Superfund Recycling Equity Act (SREA) Fee Shifting: PRP Group Liable for Third-Party Defendant's Attorneys' Fees
The Superfund Recycling Equity Act (“SREA”) fee shifting provision puts PRP groups seeking contribution under CERCLA from generators of “recyclable material” at risk of paying the generators’ attorneys’ fees if the generator’s defense succeeds. A federal district court recently ruled that a PRP group seeking contribution under CERCLA must pay the attorneys’ fees incurred by a mining company targeted by the PRP group for contribution. Evansville Greenway and Remediation Trust v. Southern Indiana Gas and Electric Co., Inc.., No. 07-00066 (S.D. Ind. Feb. 25, 2011), Dkt. 917.
Previously, district courts have refrained from awarding defense fees under SREA on the grounds that it would result in “manifest injustice” because the retroactive application of SREA (enacted in 1999) would impose a fee-shifting component that did not exist when the contribution actions were initiated. See, e.g., RSR Corp. v. Avanti Development Inc., 2000 WL 1449859 at *4 (S.D. Ind. 2000) (“The plaintiffs made their decisions about whom to sue at a time when CERCLA did not allow a prevailing party in a contribution action to obtain costs and fees from its burden.

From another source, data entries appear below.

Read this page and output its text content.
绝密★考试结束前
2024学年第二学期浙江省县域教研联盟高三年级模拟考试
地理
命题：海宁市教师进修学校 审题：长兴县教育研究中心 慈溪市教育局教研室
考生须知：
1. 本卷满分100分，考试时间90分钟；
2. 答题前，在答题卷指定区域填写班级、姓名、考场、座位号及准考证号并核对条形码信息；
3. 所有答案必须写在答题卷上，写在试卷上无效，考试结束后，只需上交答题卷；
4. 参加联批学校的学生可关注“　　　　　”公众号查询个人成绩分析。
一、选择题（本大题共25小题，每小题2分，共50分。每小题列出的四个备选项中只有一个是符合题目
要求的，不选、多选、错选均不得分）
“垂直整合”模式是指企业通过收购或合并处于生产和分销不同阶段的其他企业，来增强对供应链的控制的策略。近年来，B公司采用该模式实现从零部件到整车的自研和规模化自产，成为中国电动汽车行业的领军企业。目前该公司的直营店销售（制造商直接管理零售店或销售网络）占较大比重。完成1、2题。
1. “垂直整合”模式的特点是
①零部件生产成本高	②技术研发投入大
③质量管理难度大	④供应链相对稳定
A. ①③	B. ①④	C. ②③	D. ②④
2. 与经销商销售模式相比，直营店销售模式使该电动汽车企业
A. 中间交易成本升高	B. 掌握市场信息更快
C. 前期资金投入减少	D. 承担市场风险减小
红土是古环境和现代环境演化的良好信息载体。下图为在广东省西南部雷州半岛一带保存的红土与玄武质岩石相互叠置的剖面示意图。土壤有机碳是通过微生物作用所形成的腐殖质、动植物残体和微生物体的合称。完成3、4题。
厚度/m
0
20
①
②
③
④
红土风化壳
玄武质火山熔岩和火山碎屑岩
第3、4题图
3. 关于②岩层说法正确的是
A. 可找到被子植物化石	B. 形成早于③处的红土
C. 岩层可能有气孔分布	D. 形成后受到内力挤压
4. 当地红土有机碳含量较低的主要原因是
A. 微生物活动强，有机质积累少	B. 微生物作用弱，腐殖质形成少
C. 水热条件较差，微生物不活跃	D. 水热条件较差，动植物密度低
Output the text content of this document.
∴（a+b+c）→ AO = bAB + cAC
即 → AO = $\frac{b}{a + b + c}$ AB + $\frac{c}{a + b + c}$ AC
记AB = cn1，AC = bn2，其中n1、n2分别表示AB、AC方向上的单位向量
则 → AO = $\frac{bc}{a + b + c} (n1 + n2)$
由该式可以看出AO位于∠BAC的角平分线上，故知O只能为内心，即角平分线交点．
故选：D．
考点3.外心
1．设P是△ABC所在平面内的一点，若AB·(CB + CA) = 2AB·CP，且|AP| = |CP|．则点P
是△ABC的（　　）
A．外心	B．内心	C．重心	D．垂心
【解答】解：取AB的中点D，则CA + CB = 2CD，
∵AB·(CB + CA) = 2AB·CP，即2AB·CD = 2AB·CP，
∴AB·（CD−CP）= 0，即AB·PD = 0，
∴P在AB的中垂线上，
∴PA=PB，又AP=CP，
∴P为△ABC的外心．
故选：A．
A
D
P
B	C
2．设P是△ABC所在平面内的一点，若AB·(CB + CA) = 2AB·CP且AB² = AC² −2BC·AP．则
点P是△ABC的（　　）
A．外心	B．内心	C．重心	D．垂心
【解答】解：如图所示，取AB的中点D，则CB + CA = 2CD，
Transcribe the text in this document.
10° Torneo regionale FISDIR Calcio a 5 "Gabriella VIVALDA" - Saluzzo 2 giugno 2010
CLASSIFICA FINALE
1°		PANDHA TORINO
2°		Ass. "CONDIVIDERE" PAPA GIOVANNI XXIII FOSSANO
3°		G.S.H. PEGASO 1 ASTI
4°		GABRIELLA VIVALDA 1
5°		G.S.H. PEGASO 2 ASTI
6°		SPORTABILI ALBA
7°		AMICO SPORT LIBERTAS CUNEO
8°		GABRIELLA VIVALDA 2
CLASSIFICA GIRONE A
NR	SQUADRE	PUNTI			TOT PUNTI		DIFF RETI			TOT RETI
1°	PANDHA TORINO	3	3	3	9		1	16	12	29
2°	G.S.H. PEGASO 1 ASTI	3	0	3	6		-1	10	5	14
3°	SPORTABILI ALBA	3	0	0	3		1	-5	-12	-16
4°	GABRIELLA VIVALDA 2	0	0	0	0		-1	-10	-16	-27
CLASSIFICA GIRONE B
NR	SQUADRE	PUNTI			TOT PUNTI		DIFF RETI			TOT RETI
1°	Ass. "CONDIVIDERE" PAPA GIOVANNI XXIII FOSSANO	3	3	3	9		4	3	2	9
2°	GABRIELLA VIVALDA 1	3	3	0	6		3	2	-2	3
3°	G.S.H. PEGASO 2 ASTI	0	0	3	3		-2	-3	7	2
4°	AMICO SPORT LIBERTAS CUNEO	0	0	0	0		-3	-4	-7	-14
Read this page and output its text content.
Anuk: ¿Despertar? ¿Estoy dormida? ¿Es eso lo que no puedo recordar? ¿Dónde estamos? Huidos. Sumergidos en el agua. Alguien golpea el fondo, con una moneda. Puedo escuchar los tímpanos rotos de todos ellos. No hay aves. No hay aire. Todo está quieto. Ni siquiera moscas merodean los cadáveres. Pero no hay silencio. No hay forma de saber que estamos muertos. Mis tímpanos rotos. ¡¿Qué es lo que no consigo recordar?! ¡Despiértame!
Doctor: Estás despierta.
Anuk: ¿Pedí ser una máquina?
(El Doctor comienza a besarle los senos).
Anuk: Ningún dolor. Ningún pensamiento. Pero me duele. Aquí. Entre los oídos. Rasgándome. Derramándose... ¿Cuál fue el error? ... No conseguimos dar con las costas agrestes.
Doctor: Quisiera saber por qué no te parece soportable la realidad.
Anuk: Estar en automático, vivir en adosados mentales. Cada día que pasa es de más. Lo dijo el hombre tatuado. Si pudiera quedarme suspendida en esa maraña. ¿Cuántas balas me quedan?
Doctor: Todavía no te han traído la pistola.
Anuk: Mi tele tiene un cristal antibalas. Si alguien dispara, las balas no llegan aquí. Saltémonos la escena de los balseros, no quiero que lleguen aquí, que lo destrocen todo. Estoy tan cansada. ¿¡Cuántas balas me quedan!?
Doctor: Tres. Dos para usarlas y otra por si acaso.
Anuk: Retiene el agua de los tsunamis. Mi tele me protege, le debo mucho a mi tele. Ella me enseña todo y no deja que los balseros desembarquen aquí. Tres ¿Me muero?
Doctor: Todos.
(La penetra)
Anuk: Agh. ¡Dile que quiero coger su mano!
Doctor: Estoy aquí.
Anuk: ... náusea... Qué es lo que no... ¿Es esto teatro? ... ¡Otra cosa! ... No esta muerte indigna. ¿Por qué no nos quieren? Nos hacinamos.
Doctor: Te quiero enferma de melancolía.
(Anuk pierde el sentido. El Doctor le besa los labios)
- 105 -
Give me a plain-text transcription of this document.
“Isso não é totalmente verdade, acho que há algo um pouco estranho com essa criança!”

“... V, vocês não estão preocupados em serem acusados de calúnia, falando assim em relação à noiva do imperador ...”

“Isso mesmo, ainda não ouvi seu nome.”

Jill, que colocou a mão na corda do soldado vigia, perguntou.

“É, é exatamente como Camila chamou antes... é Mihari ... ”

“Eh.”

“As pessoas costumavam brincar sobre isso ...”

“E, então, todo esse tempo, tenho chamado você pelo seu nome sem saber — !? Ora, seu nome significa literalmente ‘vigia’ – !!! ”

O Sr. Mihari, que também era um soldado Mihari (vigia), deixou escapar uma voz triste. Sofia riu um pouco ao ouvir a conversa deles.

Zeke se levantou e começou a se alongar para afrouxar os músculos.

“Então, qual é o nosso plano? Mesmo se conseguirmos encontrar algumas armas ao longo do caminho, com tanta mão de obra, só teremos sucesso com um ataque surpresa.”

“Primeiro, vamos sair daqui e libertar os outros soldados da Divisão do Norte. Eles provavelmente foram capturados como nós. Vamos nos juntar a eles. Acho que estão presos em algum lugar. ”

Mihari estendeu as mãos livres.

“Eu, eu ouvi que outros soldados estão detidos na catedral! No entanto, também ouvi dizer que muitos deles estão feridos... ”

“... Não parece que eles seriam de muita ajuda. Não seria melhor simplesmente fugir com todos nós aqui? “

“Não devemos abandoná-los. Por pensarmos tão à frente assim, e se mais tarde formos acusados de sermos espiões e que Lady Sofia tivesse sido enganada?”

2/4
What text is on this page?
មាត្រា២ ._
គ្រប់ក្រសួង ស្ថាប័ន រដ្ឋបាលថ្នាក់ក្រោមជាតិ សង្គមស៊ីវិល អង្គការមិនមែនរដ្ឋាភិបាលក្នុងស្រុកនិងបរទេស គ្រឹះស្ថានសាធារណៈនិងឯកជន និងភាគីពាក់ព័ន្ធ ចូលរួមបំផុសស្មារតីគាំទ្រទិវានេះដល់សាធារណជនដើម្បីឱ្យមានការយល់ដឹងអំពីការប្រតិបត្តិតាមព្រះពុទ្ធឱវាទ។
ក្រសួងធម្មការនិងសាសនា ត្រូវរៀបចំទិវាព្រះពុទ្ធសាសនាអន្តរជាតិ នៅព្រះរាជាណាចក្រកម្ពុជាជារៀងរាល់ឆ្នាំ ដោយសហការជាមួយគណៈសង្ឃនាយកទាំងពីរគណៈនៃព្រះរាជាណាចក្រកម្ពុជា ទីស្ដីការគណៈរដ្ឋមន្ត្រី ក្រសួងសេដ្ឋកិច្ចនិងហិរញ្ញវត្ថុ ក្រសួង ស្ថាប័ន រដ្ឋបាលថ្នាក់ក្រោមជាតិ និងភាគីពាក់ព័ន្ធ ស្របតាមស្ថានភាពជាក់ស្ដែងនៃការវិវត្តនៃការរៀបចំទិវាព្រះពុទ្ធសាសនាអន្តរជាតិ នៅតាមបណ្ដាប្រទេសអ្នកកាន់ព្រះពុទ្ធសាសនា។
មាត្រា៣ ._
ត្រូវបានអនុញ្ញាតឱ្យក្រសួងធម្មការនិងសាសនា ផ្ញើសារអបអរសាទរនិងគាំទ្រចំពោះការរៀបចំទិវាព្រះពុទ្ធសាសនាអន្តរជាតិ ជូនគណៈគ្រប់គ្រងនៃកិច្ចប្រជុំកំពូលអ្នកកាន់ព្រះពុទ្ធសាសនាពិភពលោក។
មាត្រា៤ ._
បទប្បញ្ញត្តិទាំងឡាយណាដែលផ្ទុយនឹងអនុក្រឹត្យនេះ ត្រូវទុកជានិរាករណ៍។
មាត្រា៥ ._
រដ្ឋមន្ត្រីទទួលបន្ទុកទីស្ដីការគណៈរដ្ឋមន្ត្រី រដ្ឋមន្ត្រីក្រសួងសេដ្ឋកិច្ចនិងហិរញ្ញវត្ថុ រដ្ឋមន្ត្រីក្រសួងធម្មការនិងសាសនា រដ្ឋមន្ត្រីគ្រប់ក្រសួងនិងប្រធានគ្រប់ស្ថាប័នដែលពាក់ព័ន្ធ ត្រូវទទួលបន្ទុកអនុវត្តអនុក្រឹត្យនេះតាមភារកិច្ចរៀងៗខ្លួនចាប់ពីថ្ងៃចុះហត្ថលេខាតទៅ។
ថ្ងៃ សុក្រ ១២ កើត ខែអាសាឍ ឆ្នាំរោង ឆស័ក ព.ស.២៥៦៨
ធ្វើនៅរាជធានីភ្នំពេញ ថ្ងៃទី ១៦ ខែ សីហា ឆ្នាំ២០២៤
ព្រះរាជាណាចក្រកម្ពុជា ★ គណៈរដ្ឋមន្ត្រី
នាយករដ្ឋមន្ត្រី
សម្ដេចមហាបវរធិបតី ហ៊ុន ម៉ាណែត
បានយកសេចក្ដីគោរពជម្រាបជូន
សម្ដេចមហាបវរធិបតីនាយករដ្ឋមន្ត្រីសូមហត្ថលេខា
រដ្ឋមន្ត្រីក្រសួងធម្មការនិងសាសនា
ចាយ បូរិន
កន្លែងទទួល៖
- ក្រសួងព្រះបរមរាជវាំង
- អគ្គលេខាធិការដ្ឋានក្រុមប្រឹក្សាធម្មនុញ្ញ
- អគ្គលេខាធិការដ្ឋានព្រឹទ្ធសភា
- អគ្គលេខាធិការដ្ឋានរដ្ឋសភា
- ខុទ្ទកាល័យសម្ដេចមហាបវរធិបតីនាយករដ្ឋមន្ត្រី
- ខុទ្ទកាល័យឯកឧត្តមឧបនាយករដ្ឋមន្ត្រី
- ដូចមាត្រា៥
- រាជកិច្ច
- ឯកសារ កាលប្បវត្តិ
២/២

To burden that decision now with the imposition of the attorney and expert fees of any defendant that prevails under the SREA seems inconsistent with the ‘familiar considerations of fair notice, reasonable reliance, and settled expectations’ mentioned by the Supreme Court.”); see also U.S. v. Mountain Metal Co., 137 F.Supp.2d 1267, 1282 (N.D. Ala 2001).
In Evansville Greenway, the court determined that the third-party defendant, Solar Sources, Inc., qualified for an exemption to CERCLA liability established by SREA. Specifically, the court found that Solar Sources had “arranged for recycling” because it sold scrap metal that met a “commercial specification grade for which a market existed,” and that a “substantial portion of the scrap was made available for use in the manufacture of a new product. This satisfied the SREA requirements for scrap metal generators set forth in 42 U.S.C. 9627(d).
Having determined that Solar Sources prevailed in its SREA defense, the court then awarded attorney and expert fees under the statute’s fee-shifting provision, 42 U.S.C. 9627(j). Without referring to the prior case law interpreting this section, the court matter-of-factly awarded the fees “as we are required to do under the statute.” The third-party complaint against Solar Sources was filed by the PRP group in 1999, after SREA was enacted, but the court did not discuss this timing in awarding defense fees.
Accordingly, PRP groups must carefully consider the risk of liability for defense fees and expenses prior to filing contribution actions against generators of material that potentially falls within the scope of SREA’s exemption.